太陽がまた沈み、部屋を黒く染める。
静かに目を閉ざして、手で彼がいる事を確かめた。
「気にならないって言ったら嘘になるけど、知りたい訳でもなかったんだよ。知らなくてもそれでよかったんだよ」
「そっか」
その気持ちは本心だったけれど、少しだけ、ほんの少しだけ、彼の口から知りたかったと言うのも事実。我儘な事だ。

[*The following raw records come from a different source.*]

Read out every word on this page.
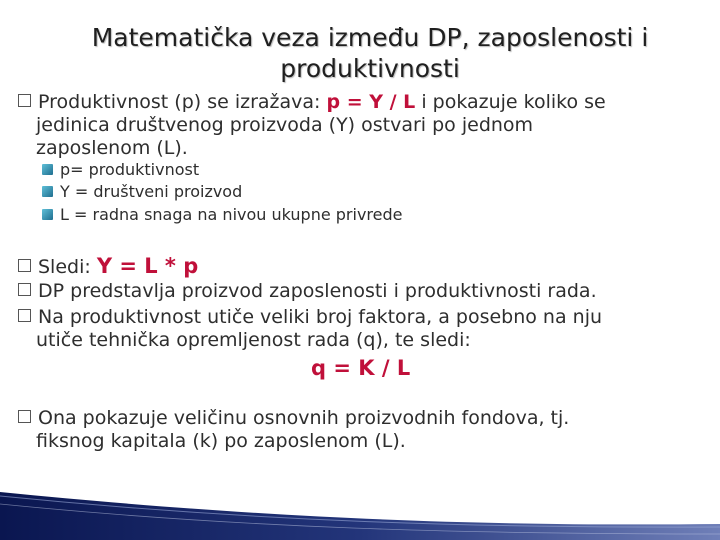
Matematička veza između DP, zaposlenosti i
produktivnosti
Produktivnost (p) se izražava: p = Y / L i pokazuje koliko se
jedinica društvenog proizvoda (Y) ostvari po jednom
zaposlenom (L).
p= produktivnost
Y = društveni proizvod
L = radna snaga na nivou ukupne privrede
Sledi: Y = L * p
DP predstavlja proizvod zaposlenosti i produktivnosti rada.
Na produktivnost utiče veliki broj faktora, a posebno na nju
utiče tehnička opremljenost rada (q), te sledi:
q = K / L
Ona pokazuje veličinu osnovnih proizvodnih fondova, tj.
fiksnog kapitala (k) po zaposlenom (L).
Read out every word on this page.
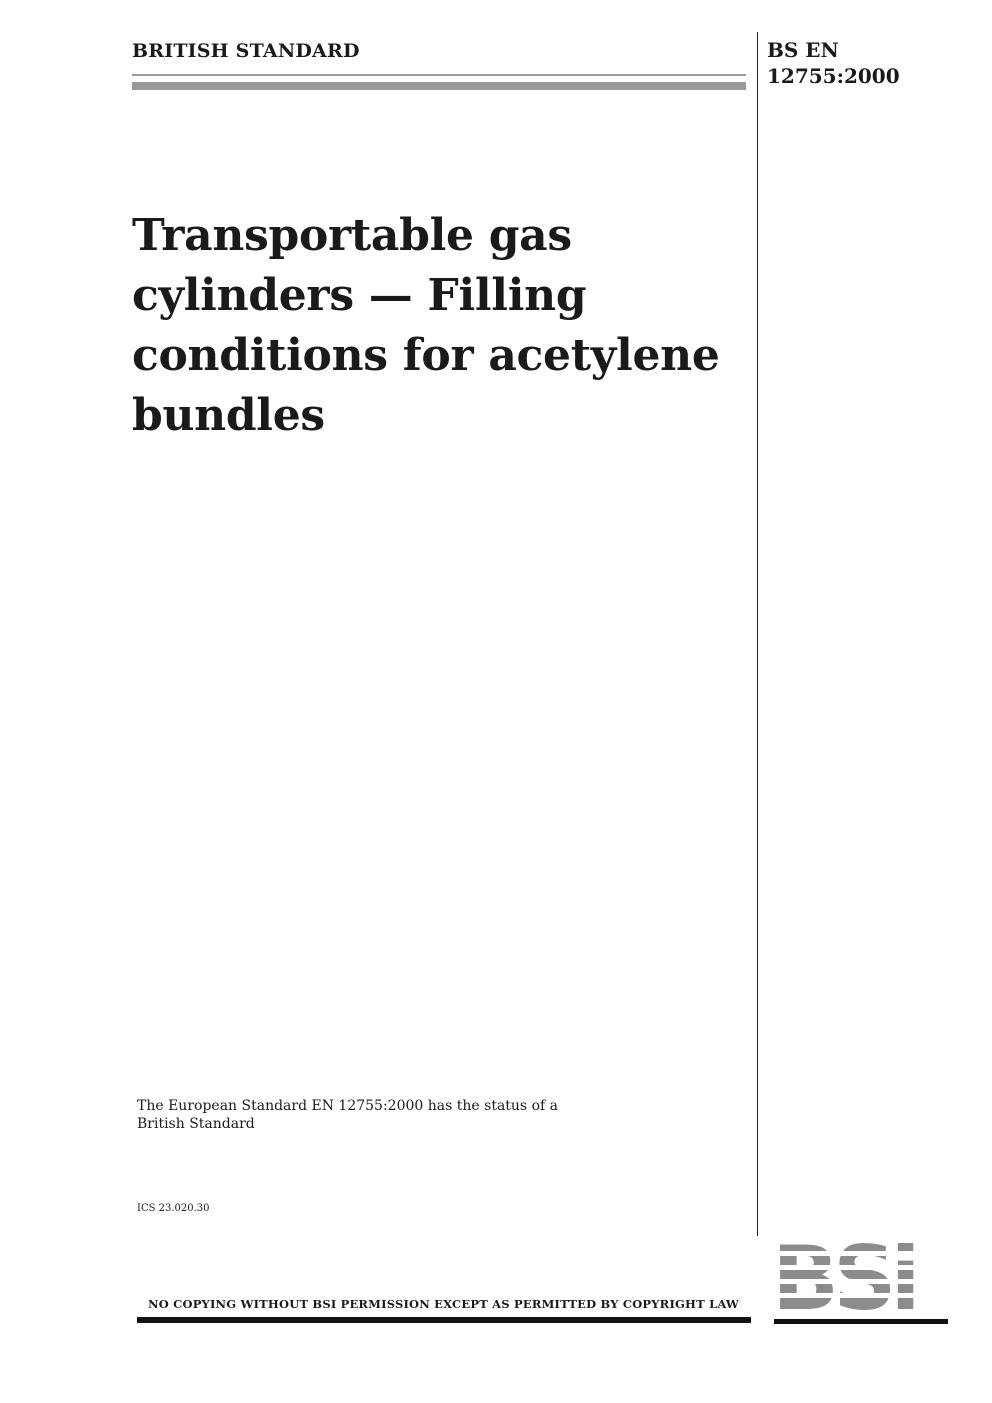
BRITISH STANDARD	BS EN
12755:2000
Transportable gas
cylinders — Filling
conditions for acetylene
bundles
The European Standard EN 12755:2000 has the status of a
British Standard
ICS 23.020.30
NO COPYING WITHOUT BSI PERMISSION EXCEPT AS PERMITTED BY COPYRIGHT LAW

音もなく、彼が動く気配がした。かと思えば、ゆるく髪が引かれる感覚がした。
「?」
何をしているのか分からないけれど、ただ単に私の髪を撫でて遊ぶような仕草をしているだけのようだった。
そうやって間を持たせた後に、一つ息を吐く。
「――……どうだっていいんだよ。もう」
「え?」
「誰がどう言おうと、瀬戸さんが判断すればいい」
月乃ちゃんが言った事に関しても、他の誰かが言う事も自分は関与する気がないと示す。
「俺が言った事と周りが言った事、何が正しくて何が正しくないのか。瀬戸さんは強い女の子だからね、それが判断できるでしょ」
彼の言葉の意図が見えないけれど、買い被りすぎなのはよく分かる。
「そんな事ないよ」
私は強くなんかない。強く、正しくあろうとしているだけなのだ。